Além das evidências: o quanto a clínica deve orientar a conduta

Quando diferentes estudos demonstram resultados contraditórios, o papel do clínico torna-se ainda mais essencial. Nesses casos, é fundamental avaliar os aspectos individuais do paciente antes de decidir pelo uso da colchicina na redução do risco cardiovascular, considerando, inclusive, que, quanto maior o componente inflamatório revelado pelos dados clínicos e pelo PCR, maior a possibilidade teórica de benefício. Além disso, o medicamento pode ser uma opção válida para pacientes com níveis elevados de ácido úrico (hiperuricemia) ou histórico de gota, já que a colchicina é a principal opção terapêutica nesses cenários.

Independentemente da situação, quanto mais controversa for uma decisão terapêutica, maior a necessidade de compartilhá-la com o paciente. O envolvimento ativo do paciente no processo de escolha contribui para um tratamento mais alinhado às suas condições e expectativas.

Nos casos selecionados, a dose recomendada é de 0,5 mg ao dia, considerada a menor dose terapêutica habitual. Para garantir segurança, é essencial realizar uma monitorização regular dos possíveis efeitos adversos.

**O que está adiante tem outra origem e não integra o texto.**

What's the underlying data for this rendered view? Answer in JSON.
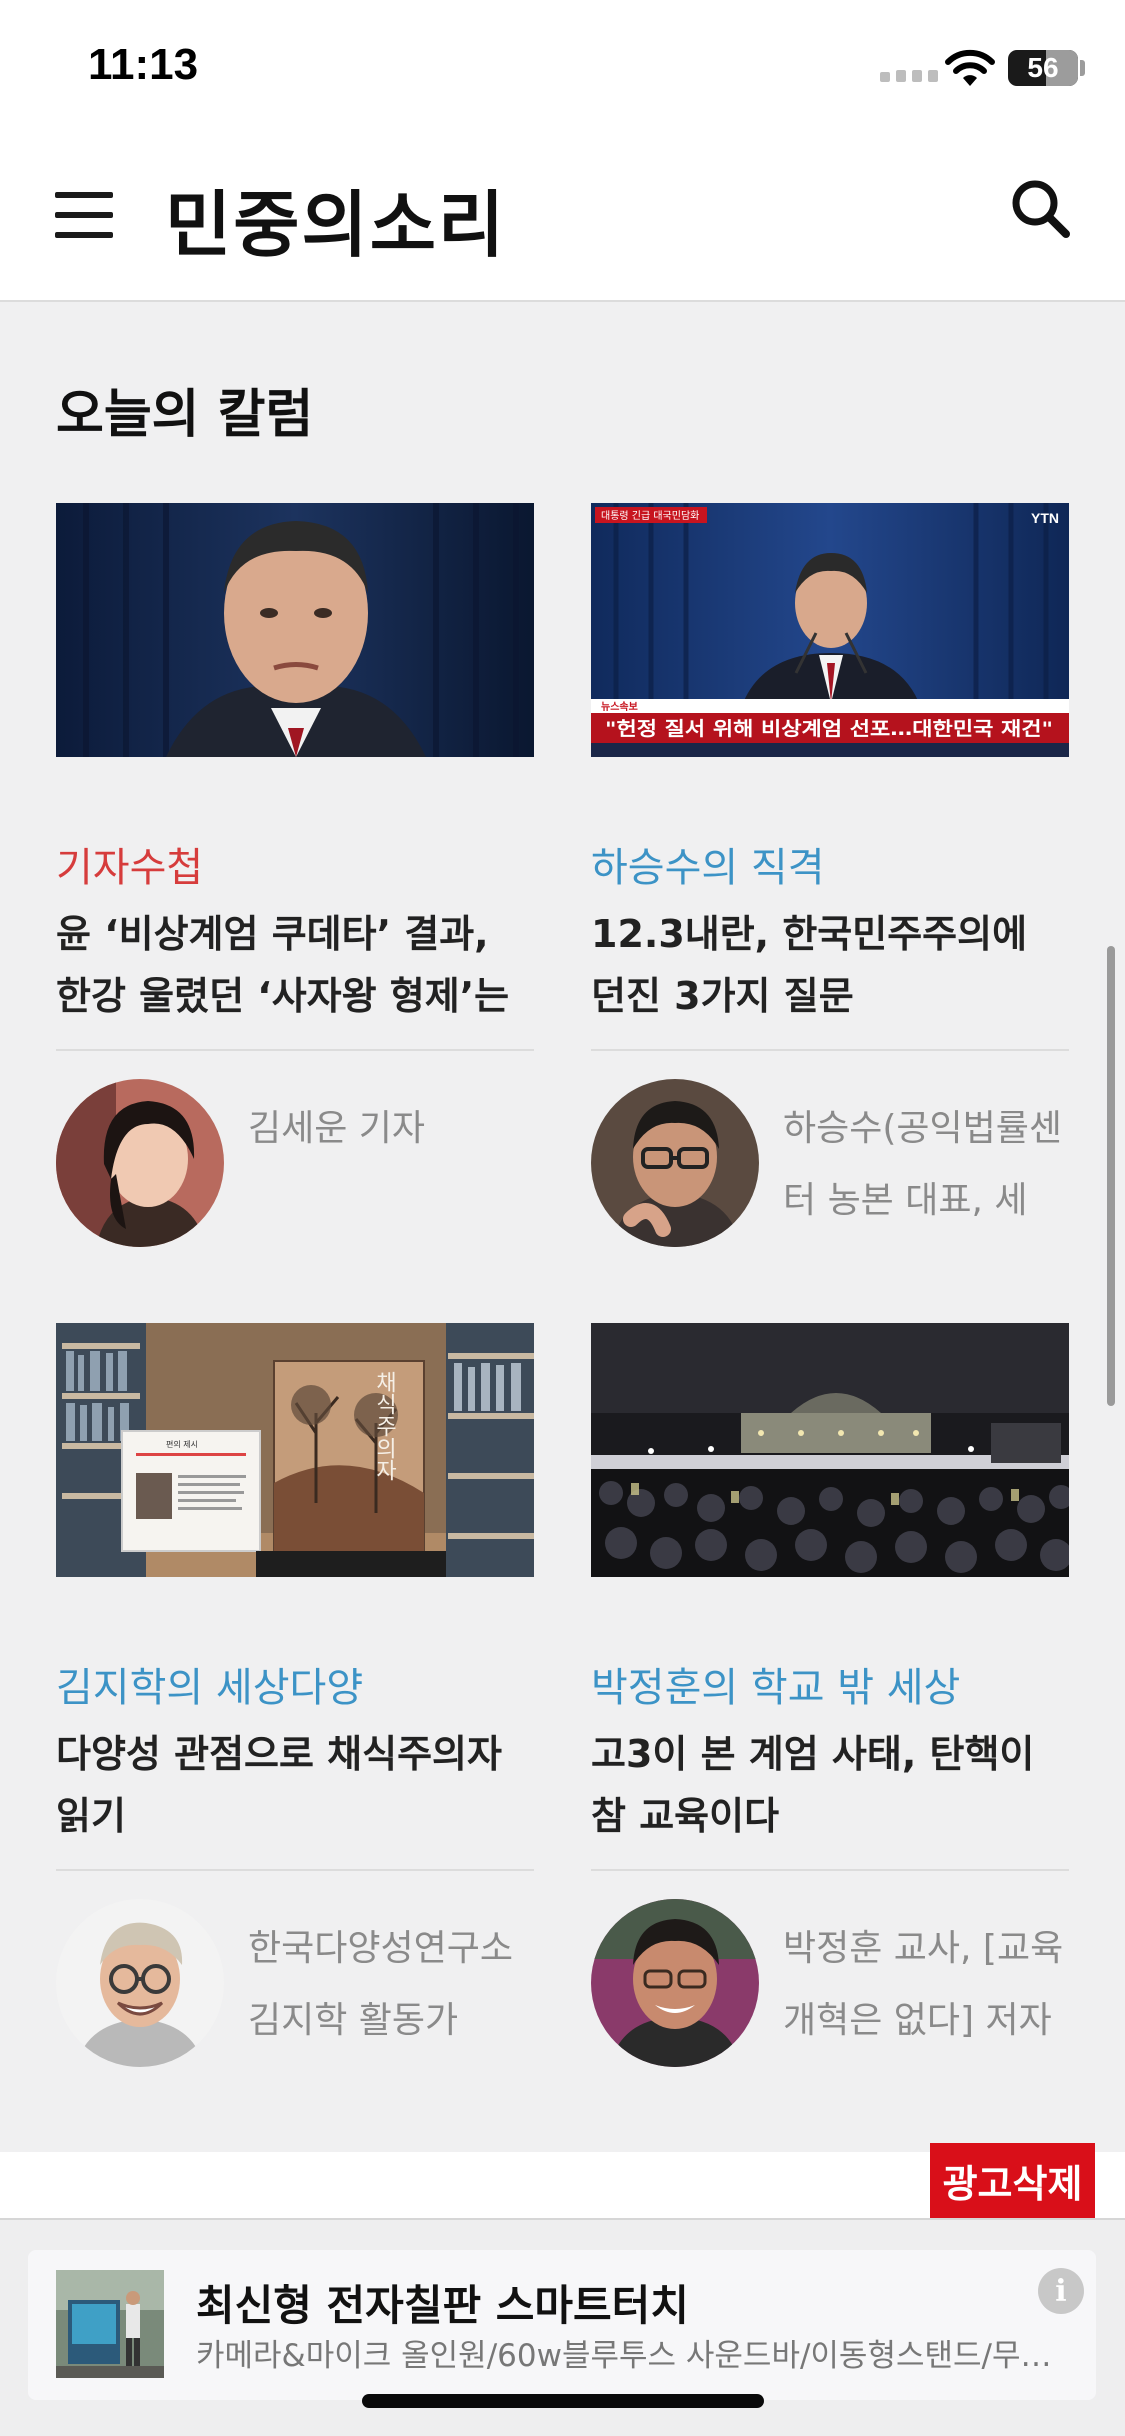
{
  "status_bar": {
    "time": "11:13",
    "battery": "56"
  },
  "header": {
    "brand": "민중의소리"
  },
  "section": {
    "title": "오늘의 칼럼"
  },
  "columns": [
    {
      "category": "기자수첩",
      "title": "윤 ‘비상계엄 쿠데타’ 결과, 한강 울렸던 ‘사자왕 형제’는 ...",
      "author": "김세운 기자"
    },
    {
      "category": "하승수의 직격",
      "title": "12.3내란, 한국민주주의에 던진 3가지 질문",
      "author": "하승수(공익법률센터 농본 대표, 세금..."
    },
    {
      "category": "김지학의 세상다양",
      "title": "다양성 관점으로 채식주의자 읽기",
      "author": "한국다양성연구소 김지학 활동가 민..."
    },
    {
      "category": "박정훈의 학교 밖 세상",
      "title": "고3이 본 계엄 사태, 탄핵이 참 교육이다",
      "author": "박정훈 교사, [교육개혁은 없다] 저자 민..."
    }
  ],
  "thumb_text": {
    "news_caption": "\"헌정 질서 위해 비상계엄 선포…대한민국 재건\"",
    "news_tag": "대통령 긴급 대국민담화",
    "news_small": "뉴스속보",
    "ytn": "YTN",
    "book_title": "채식주의자",
    "book_card": "편의 제시"
  },
  "ad": {
    "remove_label": "광고삭제",
    "title": "최신형 전자칠판 스마트터치",
    "description": "카메라&마이크 올인원/60w블루투스 사운드바/이동형스탠드/무…",
    "info": "i"
  },
  "colors": {
    "category_red": "#d63c3c",
    "category_blue": "#3c93c6",
    "ad_red": "#d90f19"
  }
}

Conclusão: um novo horizonte para a colchicina na redução do risco cardiovascular

A colchicina representa uma alternativa promissora para o controle da inflamação na na doença arterial coronariana (DAC), com potencial para reduzir eventos cardiovasculares em pacientes de alto risco. No entanto, apesar dos benefícios observados nos estudos mais recentes sobre a DAC crônica, algumas questões permanecem sem resposta. O impacto na mortalidade não cardiovascular, a eficácia no infarto agudo do miocárdio (IAM) e a qualidade das evidências disponíveis ainda geram debates, especialmente no contexto da DAC crônica.

Para os profissionais de saúde, a mensagem é clara: a colchicina pode ser uma ferramenta valiosa no arsenal terapêutico, mas seu uso deve seguir evidências robustas e uma avaliação cuidadosa do perfil de cada paciente. Com o avanço das pesquisas, espera-se um entendimento mais preciso sobre seu papel na prevenção cardiovascular, possibilitando tratamentos cada vez mais personalizados e eficazes.